0 votes
by (120 points)
If Alice bets $1 repeatedly on red in roulette and Bob bets $100 once on red, who has a better chance of winning $100?

1 Answer

0 votes
by (340 points)
Bob has a roughly 47.4% chance of winning $100 since he's betting once, while Alice has a significantly lower chance, at 0.00265%, of winning $100 by betting $1 repeatedly due to the need for a higher number of wins over losses.
by (100 points)
Simplest way to think about this, I think, is a smaller bet means you have to win more to reach the total before you walk away.
by (100 points)
I tried an online casino once and chose red 16 times in a row on roulette and it landed on black 16 times. No more.
by (100 points)
I thought of the Alice case via the simulated net profit lines such as at 10:10. It's gonna take her a long time to burn through that $10,000 so probably there will be a streak of  rounds during which she has a gain of $100. Or probably not, when I saw that low probability for Alice's success I realized that getting 100 more wins than losses in some number of rounds might be much more rare than I thought.

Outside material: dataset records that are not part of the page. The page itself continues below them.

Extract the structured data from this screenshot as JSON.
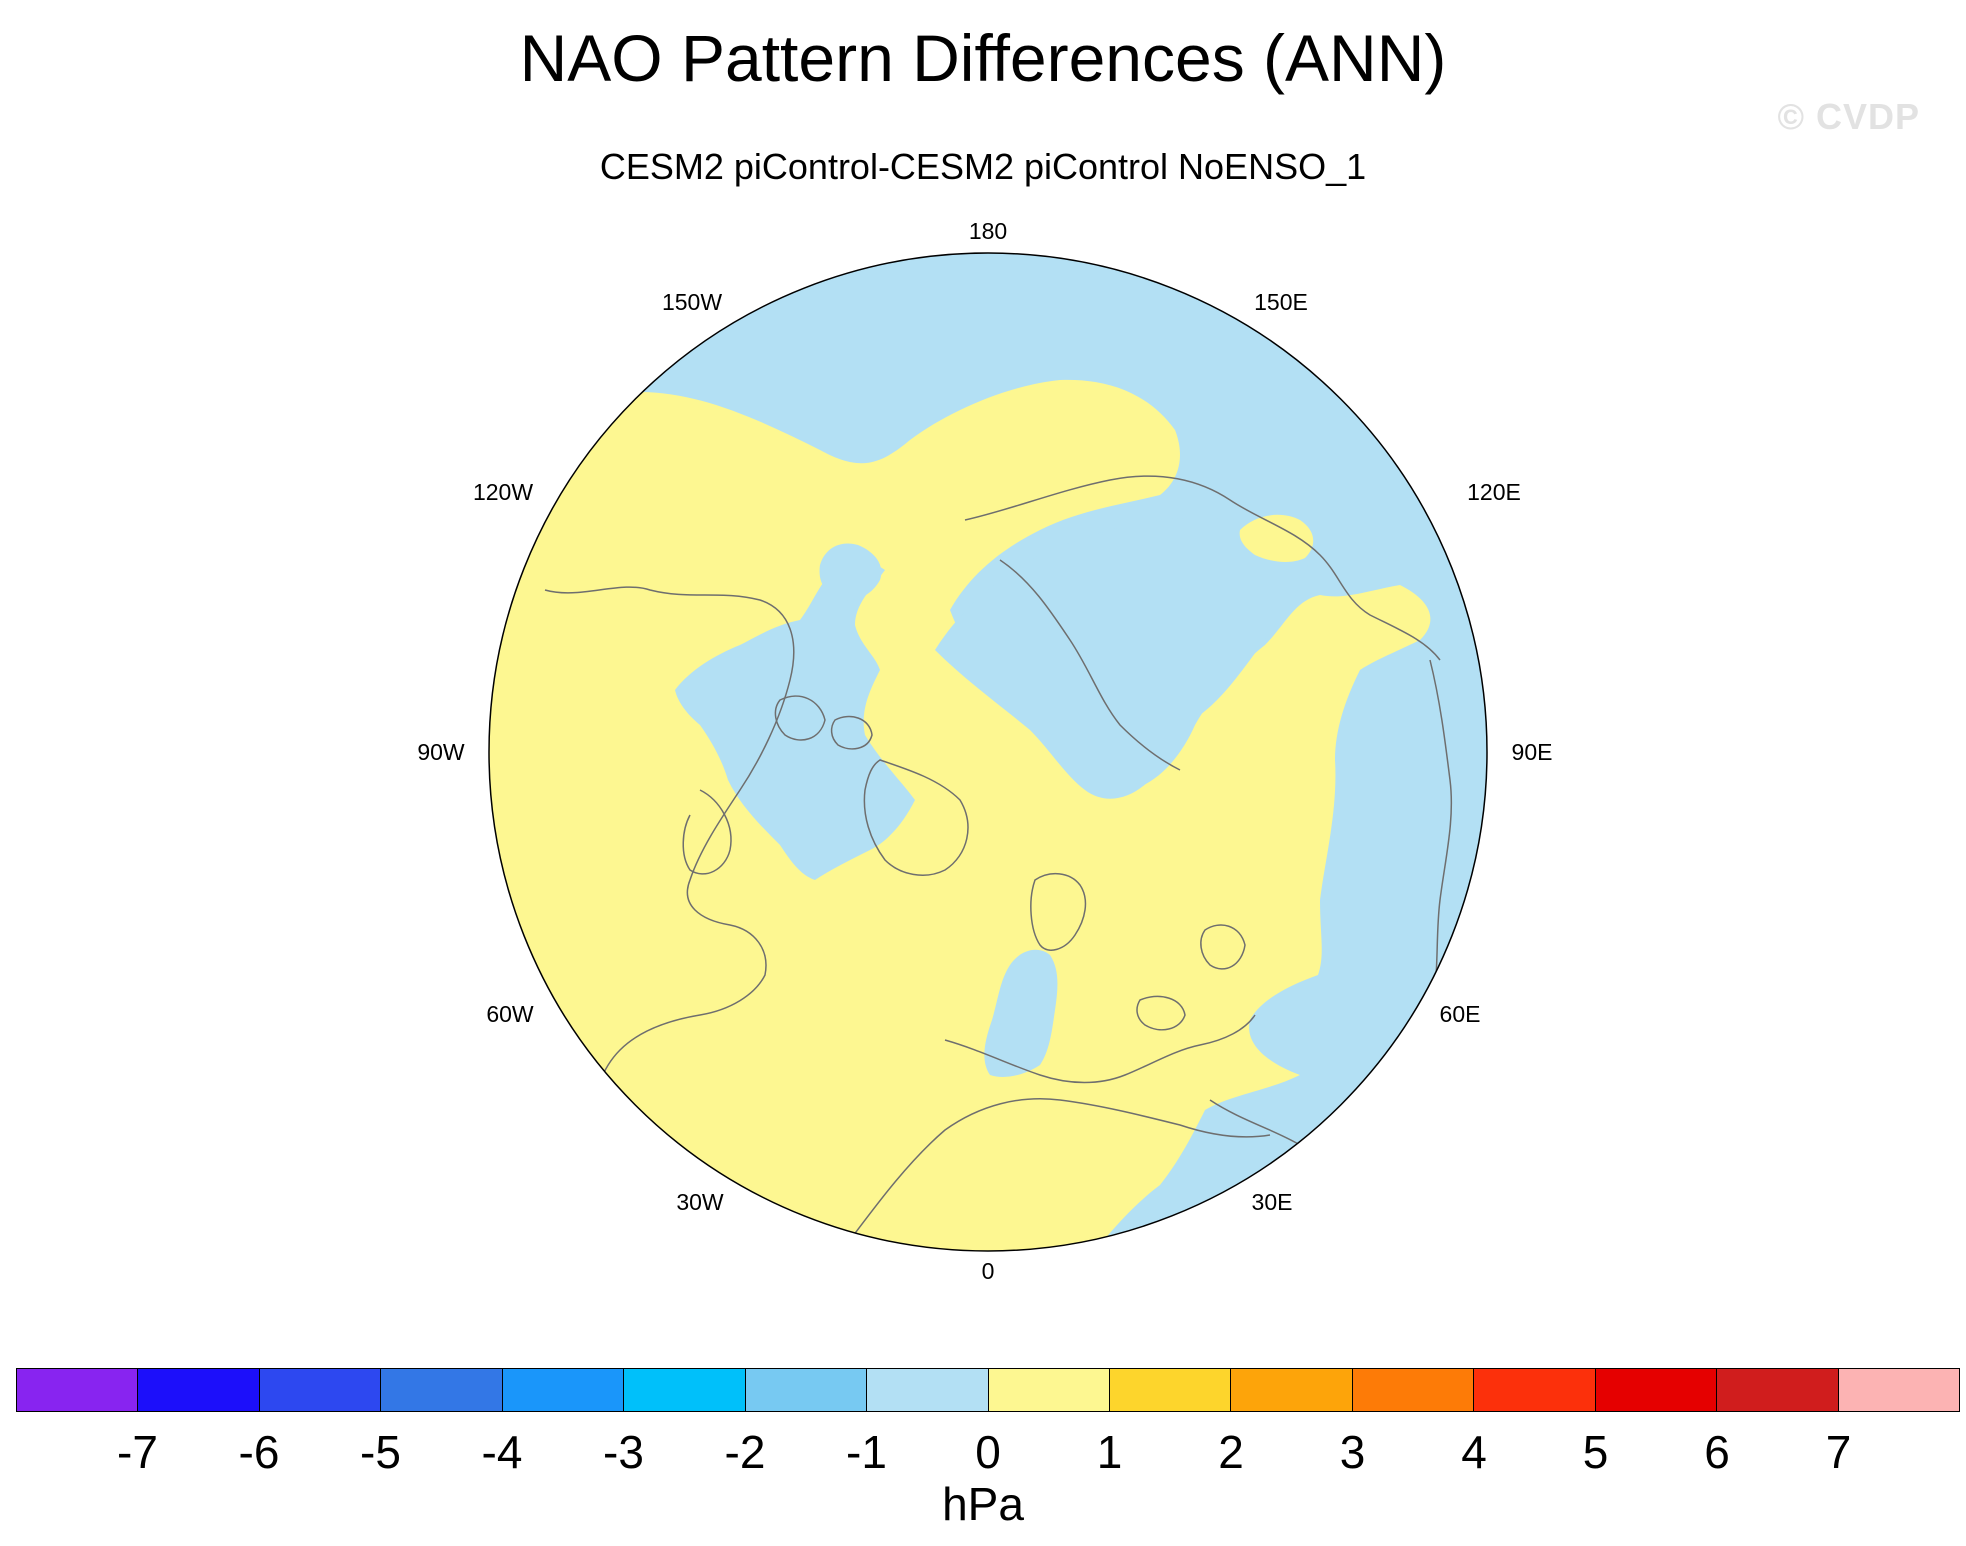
{
  "title": "NAO Pattern Differences (ANN)",
  "watermark": "© CVDP",
  "subtitle": "CESM2 piControl-CESM2 piControl NoENSO_1",
  "map": {
    "projection": "north-polar-stereographic",
    "longitude_labels": {
      "lon_180": "180",
      "lon_150e": "150E",
      "lon_120e": "120E",
      "lon_90e": "90E",
      "lon_60e": "60E",
      "lon_30e": "30E",
      "lon_0": "0",
      "lon_30w": "30W",
      "lon_60w": "60W",
      "lon_90w": "90W",
      "lon_120w": "120W",
      "lon_150w": "150W"
    },
    "field_colors": {
      "negative_-1_to_0": "#b3e0f4",
      "positive_0_to_1": "#fdf791"
    },
    "coastline_color": "#6e6e6e"
  },
  "colorbar": {
    "units": "hPa",
    "levels": [
      "-7",
      "-6",
      "-5",
      "-4",
      "-3",
      "-2",
      "-1",
      "0",
      "1",
      "2",
      "3",
      "4",
      "5",
      "6",
      "7"
    ],
    "colors": [
      "#8824f0",
      "#1c0ffa",
      "#2d48f0",
      "#3377e6",
      "#1a96fa",
      "#00c0fa",
      "#77c9f2",
      "#b3e0f4",
      "#fdf791",
      "#fdd52c",
      "#fda40a",
      "#fd7b07",
      "#fc300b",
      "#e50000",
      "#d01d1d",
      "#fcb3b3"
    ]
  }
}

For comparison, you can see in the graph at 10:10 a gain of about $25 between rounds 500-600. The trick just is that it should happen pretty much right in the beginning, not when she's already lost some money. The graph I referenced was still losing money after that $25 gain.
by (100 points)
Gut instinct for the problem with Alice and Bob tryna win $100 is that for Alice, you're gonna need to use a hypergeometric distribution, but of course now that I'm writing it out, I realize that I'm probably wrong because for every dollar she wins, that's one more bet that can go wrong without cutting into her progress on trying to win $100, so the total # of trials isn't set
by (100 points)
I feel like this is super intuitive though? Playing multiple games with a less than 50% win rate is obviously gonna be much more unlikely to be less successful than one game with the same rate. How were we supposed to be "tricked" at the beginning?

Like the math is interesting but the premise is obvious, that it will be a very small number for Alice.